Wie Walter Benjamin erkannte, sind die Toten immer noch daran interessiert, eine bessere Zukunft aufzubauen, und Fredric Jameson ist immer noch bei uns und wird auch weiterhin bei uns sein

„In zukünftigen Gesellschaften werden die Menschen immer noch alt und sterben, aber Pascals Infragestellung des Marxismus ist von einer anderen Art, nämlich der Vorstellung, dass der Tod in einer fragmentierten und individualisierten Gesellschaft viel beängstigender und voller Ängste ist als in einer echten Gemeinschaft.“ welches Sterben etwas ist, das der Gruppe intensiver widerfährt als dem einzelnen Subjekt“[I]

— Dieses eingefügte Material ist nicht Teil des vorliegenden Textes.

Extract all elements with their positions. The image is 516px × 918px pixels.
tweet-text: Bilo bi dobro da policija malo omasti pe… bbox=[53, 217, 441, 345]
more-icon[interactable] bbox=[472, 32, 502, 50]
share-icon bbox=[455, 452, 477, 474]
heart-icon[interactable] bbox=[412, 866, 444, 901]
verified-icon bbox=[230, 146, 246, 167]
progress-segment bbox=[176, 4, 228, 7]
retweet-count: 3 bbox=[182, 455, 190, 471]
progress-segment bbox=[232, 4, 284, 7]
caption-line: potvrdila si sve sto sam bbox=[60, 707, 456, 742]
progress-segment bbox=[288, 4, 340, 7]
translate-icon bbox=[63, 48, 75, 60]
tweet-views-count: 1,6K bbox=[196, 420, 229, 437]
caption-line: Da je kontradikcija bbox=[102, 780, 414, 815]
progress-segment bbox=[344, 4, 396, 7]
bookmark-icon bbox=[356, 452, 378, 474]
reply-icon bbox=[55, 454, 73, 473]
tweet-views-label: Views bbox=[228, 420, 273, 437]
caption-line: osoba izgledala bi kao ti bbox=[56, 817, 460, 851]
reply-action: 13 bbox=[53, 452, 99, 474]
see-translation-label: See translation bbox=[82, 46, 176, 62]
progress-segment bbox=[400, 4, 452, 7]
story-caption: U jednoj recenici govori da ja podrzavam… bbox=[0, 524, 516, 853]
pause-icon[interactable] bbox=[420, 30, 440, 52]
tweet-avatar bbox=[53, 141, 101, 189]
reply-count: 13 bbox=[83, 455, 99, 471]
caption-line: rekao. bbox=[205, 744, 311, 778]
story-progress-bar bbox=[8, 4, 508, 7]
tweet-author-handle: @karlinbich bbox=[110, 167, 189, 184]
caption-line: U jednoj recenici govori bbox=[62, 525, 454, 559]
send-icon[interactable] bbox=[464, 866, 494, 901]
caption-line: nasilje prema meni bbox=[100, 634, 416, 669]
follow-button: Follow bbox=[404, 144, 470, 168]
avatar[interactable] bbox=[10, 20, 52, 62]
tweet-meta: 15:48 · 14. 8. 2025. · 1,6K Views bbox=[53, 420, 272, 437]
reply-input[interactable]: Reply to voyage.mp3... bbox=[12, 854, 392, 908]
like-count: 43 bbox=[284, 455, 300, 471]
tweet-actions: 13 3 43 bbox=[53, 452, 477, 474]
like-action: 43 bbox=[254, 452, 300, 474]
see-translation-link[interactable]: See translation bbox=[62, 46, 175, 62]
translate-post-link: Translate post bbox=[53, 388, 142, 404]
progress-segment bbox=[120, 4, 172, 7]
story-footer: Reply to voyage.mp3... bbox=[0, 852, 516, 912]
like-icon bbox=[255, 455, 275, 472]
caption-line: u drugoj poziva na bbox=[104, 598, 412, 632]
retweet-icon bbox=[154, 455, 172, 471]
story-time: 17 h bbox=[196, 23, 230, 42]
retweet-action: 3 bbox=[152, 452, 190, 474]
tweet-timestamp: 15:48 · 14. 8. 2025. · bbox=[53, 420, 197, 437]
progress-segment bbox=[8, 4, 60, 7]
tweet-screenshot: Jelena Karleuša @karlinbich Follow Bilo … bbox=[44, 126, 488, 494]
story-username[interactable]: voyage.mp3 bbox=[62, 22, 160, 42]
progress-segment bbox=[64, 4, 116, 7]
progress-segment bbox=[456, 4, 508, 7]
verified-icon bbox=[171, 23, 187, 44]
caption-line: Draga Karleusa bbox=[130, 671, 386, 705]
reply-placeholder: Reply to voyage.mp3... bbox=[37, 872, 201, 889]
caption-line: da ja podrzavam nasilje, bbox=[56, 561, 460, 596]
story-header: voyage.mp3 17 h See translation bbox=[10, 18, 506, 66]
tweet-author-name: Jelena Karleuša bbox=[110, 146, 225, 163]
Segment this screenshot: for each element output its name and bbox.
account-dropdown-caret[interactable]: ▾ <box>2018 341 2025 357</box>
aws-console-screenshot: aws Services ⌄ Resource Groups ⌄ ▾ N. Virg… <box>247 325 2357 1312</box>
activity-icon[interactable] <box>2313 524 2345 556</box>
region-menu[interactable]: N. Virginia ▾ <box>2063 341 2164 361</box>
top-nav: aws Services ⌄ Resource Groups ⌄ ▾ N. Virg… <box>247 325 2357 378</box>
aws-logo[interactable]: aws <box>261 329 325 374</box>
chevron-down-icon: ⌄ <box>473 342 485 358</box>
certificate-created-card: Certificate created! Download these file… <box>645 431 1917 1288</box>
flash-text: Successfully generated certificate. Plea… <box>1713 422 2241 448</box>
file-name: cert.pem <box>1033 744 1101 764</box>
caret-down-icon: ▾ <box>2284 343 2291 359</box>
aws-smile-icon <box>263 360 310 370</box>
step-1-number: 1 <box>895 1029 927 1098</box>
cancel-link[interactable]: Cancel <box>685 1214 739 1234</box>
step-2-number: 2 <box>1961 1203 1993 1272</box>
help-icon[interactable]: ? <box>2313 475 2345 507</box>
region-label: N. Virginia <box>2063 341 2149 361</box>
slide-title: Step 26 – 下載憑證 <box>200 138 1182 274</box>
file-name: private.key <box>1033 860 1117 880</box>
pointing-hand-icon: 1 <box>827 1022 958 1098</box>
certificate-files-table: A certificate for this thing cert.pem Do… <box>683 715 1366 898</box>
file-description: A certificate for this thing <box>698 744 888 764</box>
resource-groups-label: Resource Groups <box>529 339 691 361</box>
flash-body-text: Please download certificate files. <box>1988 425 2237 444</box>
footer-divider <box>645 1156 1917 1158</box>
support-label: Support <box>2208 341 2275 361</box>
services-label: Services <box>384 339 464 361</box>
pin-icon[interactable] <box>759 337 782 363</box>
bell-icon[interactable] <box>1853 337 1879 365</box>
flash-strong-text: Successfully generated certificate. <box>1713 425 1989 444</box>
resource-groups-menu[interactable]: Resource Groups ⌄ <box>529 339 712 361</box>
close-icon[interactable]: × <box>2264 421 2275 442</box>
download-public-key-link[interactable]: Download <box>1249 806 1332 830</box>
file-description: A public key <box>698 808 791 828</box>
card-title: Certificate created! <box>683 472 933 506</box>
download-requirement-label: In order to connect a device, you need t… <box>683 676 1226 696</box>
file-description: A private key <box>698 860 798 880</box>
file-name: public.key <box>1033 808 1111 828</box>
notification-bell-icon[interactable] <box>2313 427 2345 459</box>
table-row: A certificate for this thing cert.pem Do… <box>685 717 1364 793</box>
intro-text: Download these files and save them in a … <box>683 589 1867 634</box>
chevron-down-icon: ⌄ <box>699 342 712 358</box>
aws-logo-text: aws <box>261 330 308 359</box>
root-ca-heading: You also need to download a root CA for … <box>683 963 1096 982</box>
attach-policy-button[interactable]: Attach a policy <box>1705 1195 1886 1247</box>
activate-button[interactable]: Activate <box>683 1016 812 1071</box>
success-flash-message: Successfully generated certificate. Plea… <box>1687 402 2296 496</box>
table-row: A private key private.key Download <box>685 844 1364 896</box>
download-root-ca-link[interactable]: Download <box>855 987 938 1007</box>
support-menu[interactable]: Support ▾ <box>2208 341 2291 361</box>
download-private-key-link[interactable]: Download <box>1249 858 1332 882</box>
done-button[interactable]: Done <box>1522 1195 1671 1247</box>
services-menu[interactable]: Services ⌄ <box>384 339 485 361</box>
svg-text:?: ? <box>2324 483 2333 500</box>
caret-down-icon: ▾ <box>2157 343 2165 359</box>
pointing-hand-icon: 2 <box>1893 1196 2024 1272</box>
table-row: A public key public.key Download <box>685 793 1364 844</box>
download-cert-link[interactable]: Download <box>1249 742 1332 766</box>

Fredric R. Jameson, der am 22. September 2024 verstarb, hat ein unvermeidliches theoretisches Erbe für die marxistische Kritik im 1934. Jahrhundert hinterlassen. Er wurde XNUMX in Cleveland geboren und erlebte revolutionäre Jahrzehnte, Zeiten des Krieges, Zeiten sozialer Befriedung und Epochen intensiver politischer Polarisierung – sowohl Zeiten leuchtender Versprechen und politischer Kreativität als auch Zeiten des Obskurantismus und der harten Reaktion.

Fredric Jameson machte gerade die Zeit zum Grundgefüge seiner Gesellschaftskritik, doch ironischerweise etablierte er sich gerade mit seiner Erklärung des „Endes der Geschichte“ im Pantheon der großen Intellektuellen, und zwar durch die sozioökonomische Diagnose, dass ihre Grundlage der globalisierte Kapitalismus sei Zeit, die nur wenige so tief verstanden wie er.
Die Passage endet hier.